Melalui pelatihan character building berbasis kesehatan mental, Disdikbud berupaya membekali guru SD dan SMP, dengan kemampuan mengenali diri serta mengelola tekanan dalam profesi mereka.
Kepala Bidang Pembinaan Ketenagaan Guru dan Tenaga Kependidikan, Ishak Karangan, menyebutkan bahwapelatihan mental ini dirancang sebagai ruang refleksi bagi guru, bukan sekadar peningkatan kompetensi teknis.
“Selama ini fokus kita hanya pada metode mengajar. Padahal, guru juga perlu kuat secara mental agar bisa menjalankan perannya secara utuh,” ujarnya, Kamis (23/4/2026).
Ia menjelaskan, pendekatan yang digunakan dalam pelatihan lebih menitikberatkan pada proses mengenal diri, termasuk memahami potensi pribadi hingga hambatan psikologis yang kerap tidak disadari.
Sesuai tema yang diusung. “Menjadi Guru yang Utuh: Perjalanan Mengenal Diri, Menumbuhkan Potensi, dan Mengokohkan Karakter,” diterjemahkan dalam berbagai sesi yang mendorong peserta melakukan refleksi mendalam.
“Kami pun berikan materi, salah satunya pengenalan self awareness atau kesadaran diri.
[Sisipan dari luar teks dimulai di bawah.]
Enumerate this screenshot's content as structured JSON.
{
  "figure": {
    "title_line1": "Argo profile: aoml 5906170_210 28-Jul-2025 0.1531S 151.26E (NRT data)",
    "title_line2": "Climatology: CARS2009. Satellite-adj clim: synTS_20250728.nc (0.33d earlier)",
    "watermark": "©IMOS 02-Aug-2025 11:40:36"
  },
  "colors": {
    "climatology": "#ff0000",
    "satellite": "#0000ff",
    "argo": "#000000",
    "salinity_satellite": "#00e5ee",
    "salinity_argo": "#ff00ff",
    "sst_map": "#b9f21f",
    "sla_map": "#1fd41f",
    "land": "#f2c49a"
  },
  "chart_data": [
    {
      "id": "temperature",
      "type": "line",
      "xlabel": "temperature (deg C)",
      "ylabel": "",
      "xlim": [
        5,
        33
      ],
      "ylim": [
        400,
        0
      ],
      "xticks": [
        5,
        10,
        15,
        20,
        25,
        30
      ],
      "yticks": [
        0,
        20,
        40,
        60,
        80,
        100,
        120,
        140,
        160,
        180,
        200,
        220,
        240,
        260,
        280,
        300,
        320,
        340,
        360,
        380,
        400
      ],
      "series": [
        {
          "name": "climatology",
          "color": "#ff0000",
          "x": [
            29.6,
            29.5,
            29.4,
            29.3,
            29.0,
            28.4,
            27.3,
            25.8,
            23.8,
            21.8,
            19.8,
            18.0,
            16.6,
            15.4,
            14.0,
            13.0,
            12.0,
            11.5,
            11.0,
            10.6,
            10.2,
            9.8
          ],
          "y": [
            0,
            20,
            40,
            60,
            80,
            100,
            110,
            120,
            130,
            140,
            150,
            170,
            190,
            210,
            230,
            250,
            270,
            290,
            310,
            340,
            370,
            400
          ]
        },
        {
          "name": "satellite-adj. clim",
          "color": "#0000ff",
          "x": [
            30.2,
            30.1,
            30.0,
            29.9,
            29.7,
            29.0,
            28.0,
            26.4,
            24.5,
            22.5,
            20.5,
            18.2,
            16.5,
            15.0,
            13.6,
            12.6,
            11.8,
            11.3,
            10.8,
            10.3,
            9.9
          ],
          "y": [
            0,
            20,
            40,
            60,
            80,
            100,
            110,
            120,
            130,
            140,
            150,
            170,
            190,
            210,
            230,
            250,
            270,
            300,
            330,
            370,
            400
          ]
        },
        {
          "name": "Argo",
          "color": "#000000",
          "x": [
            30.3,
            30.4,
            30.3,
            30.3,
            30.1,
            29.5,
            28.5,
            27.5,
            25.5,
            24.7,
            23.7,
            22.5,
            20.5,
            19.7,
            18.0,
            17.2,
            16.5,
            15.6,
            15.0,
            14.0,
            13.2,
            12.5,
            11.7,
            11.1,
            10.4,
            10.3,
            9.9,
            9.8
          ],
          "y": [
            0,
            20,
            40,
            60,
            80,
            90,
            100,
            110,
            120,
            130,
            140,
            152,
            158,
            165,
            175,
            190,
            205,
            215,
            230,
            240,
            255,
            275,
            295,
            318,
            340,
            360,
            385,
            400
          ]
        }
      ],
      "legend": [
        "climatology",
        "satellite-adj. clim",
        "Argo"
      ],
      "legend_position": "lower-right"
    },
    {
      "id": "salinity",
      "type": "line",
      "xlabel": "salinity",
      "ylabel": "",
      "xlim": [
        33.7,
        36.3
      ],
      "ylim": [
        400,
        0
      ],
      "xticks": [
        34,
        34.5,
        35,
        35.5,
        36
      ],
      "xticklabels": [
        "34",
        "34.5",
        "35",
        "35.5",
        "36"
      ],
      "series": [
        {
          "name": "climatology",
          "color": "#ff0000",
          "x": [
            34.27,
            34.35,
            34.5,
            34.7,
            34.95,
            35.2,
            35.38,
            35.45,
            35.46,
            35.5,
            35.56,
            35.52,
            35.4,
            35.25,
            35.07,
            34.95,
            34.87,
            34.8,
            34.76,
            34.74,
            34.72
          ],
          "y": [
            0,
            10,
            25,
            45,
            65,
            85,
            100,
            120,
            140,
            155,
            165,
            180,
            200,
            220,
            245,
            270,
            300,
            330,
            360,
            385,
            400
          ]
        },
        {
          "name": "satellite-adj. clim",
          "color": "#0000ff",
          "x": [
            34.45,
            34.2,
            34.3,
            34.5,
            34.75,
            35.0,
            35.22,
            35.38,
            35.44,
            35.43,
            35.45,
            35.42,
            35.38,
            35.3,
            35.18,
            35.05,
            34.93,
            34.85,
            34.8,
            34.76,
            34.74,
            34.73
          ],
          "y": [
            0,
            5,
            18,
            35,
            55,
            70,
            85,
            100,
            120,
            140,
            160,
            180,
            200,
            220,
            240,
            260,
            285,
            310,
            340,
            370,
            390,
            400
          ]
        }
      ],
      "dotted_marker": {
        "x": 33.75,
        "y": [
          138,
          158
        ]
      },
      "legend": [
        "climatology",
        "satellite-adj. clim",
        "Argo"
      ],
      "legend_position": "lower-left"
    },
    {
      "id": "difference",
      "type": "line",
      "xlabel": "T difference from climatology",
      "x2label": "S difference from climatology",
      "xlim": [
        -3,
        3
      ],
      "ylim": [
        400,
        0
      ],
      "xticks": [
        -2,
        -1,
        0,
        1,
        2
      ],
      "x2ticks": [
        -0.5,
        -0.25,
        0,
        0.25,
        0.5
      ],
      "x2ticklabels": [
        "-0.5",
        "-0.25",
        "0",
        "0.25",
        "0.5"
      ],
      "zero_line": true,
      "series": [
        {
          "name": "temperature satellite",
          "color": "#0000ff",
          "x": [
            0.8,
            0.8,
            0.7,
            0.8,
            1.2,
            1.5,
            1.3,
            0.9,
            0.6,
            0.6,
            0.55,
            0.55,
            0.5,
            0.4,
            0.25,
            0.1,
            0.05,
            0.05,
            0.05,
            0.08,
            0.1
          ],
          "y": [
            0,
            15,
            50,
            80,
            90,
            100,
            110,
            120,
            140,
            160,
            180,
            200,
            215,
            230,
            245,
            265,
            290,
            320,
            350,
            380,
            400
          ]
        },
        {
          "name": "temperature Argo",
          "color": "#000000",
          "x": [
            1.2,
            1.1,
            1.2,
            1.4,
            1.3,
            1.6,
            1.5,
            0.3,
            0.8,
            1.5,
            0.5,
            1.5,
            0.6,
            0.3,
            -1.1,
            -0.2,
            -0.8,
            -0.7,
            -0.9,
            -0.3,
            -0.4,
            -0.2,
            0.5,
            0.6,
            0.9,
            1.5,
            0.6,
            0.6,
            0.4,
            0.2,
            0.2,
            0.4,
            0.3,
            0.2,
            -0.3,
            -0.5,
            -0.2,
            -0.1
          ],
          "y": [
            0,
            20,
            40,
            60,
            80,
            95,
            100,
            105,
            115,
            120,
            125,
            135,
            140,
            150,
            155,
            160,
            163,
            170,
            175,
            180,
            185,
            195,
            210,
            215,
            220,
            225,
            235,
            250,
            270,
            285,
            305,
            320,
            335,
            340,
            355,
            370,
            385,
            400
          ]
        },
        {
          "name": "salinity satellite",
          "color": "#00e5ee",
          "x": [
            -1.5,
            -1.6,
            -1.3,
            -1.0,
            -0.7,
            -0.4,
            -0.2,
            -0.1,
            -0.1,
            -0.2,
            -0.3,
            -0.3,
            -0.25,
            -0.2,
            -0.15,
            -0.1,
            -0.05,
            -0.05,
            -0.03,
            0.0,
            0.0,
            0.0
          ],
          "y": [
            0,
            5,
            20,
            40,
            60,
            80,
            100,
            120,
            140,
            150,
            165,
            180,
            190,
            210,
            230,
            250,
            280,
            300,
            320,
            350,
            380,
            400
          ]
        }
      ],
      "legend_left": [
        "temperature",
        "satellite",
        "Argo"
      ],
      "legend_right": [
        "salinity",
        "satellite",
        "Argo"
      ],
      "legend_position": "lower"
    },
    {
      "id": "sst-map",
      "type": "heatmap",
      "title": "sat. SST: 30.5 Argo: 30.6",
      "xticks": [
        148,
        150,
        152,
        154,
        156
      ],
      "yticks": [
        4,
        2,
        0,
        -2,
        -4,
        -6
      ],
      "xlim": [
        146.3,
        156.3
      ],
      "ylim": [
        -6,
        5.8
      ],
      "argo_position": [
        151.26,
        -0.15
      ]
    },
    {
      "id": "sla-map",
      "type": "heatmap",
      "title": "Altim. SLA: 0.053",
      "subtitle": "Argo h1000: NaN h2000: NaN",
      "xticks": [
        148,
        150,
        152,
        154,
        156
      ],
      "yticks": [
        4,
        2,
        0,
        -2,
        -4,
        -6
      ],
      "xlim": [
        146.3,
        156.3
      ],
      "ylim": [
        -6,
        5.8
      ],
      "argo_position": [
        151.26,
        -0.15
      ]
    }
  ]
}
Dimana huru diajak memahami kekuatan serta kelemahan yang dimiliki sebagai langkah awal pengembangan diri,” jelasnya.
Tak hanya itu, pelatihan juga menyinggung soal mental block, yang kerap menjadi penghambat dalam bekerja maupun berinteraksi di lingkungan sekolah.
“Kadang hambatan itu datang dari dalam diri sendiri. Lewat asesmen sederhana, guru diajak mengenali lalu mencari cara mengelolanya,” ungkapnya.
Menurutnya, ketika hambatan mental dapat diatasi, guru akan lebih percaya diri dan mampu menjalankan peran sebagai pendidik sekaligus pembentuk karakter siswa.
“Harapannya, guru tidak hanya berkembang secara pribadi, tetapi juga menjadi teladan yang konsisten bagi siswa,” tutupnya.